Three Chinese Poets
There couldn’t be a much greater contrast between two of the books I read this week: THREE CHINESE POETS: TRANSLATIONS OF POEMS BY WANG WEI, LAI BI AND DU FU by Vikram Seth and WINTER PREY by John Sandford. Seth’s three poets were writing at the time of the Tang Dynasty in the 8th century. Autumn leaves, the breeze in the pines, moonlight and mountains, peach blossom and bamboo, wood smoke and the sound of running water: these are the images that stay with me. The poems are full of a sense of transience. I read this, because I’m learning Mandarin and, being someone who learns best through sight rather than sound, I want to start getting to grips with Chinese literature. How good Seth’s translations are, I can’t yet judge. And it may be a very long time before I can!

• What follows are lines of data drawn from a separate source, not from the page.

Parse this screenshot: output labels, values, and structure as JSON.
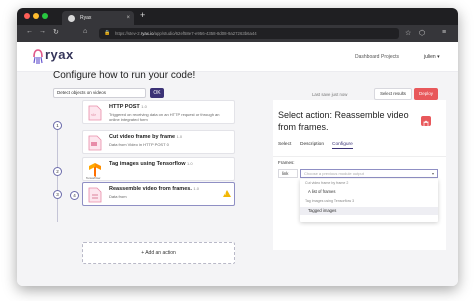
{
  "browser": {
    "tab_title": "Ryax",
    "tab_close": "×",
    "new_tab": "+",
    "url_prefix": "https://stev-2.",
    "url_host": "ryax.io",
    "url_path": "/app/studio/62ef58e7-e956-4358-8d08-9a27263b6a44",
    "icons": [
      "back-icon",
      "forward-icon",
      "reload-icon",
      "home-icon",
      "lock-icon",
      "bookmark-icon",
      "extensions-icon",
      "menu-icon"
    ]
  },
  "nav": {
    "logo_text": "ryax",
    "dashboard": "Dashboard",
    "projects": "Projects",
    "user": "julien ▾"
  },
  "studio": {
    "title": "Configure how to run your code!",
    "select_objects_value": "Detect objects on videos",
    "ok_label": "OK",
    "saved_text": "Last save just now",
    "select_results_label": "Select results",
    "deploy_label": "Deploy",
    "add_action_label": "+  Add an action"
  },
  "steps": [
    {
      "num": "1",
      "title": "HTTP POST",
      "version": "1.0",
      "desc": "Triggered on receiving data on an HTTP request or through an online integrated form",
      "icon": "http-post-icon"
    },
    {
      "num": "2",
      "title": "Cut video frame by frame",
      "version": "1.0",
      "desc": "Data from Video in HTTP POST 0",
      "icon": "video-cut-icon"
    },
    {
      "num": "3",
      "title": "Tag images using Tensorflow",
      "version": "1.0",
      "desc": "",
      "icon": "tensorflow-icon",
      "icon_label": "TensorFlow"
    },
    {
      "num": "4",
      "title": "Reassemble video from frames.",
      "version": "1.0",
      "desc": "Data from",
      "icon": "reassemble-icon",
      "warning": true
    }
  ],
  "panel": {
    "title": "Select action: Reassemble video from frames.",
    "tabs": [
      "Select",
      "Description",
      "Configure"
    ],
    "active_tab": "Configure",
    "frames_label": "Frames:",
    "link_value": "link",
    "choose_placeholder": "Choose a previous module output",
    "dropdown": {
      "group1": "Cut video frame by frame 2",
      "item1": "A list of frames",
      "group2": "Tag images using Tensorflow 3",
      "item2": "Tagged images"
    }
  },
  "colors": {
    "accent": "#3b3276",
    "deploy": "#e8585b",
    "warning": "#f2b705"
  }
}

WINTER PREY I was actually re-reading. I first read this maybe thirteen years ago and it had stayed in my mind – particularly one striking passage. I hadn’t been able to put the book down and I wanted to go back and see how he had done it. And yes, it was pretty much as compelling as I’d remembered. He sets the scene – deep winter in Minnesota – brilliantly. And the part I remembered, where the main character, Davenport, is protecting a woman doctor who is almost lured to her death, was still gripping. It is a first-rate crime novel, and yet . . . I also remembered why I only read one or two more in the Prey series and why I have stopped reading novels by one or two other writers whom I used to enjoy. There is an the element of sadistic violence that I find repellent. Some writers seem to feel that they must up the ante by increasing the violence from novel to novel. I think it is a mistake on every level. Something like this has happened to Lawrence Block’s Matt Scudder series and I have to confess that because they are otherwise so wonderful, these I haven’t stopped reading. But I prefer the earlier ones in the series and I really wish he’d tone it down a bit.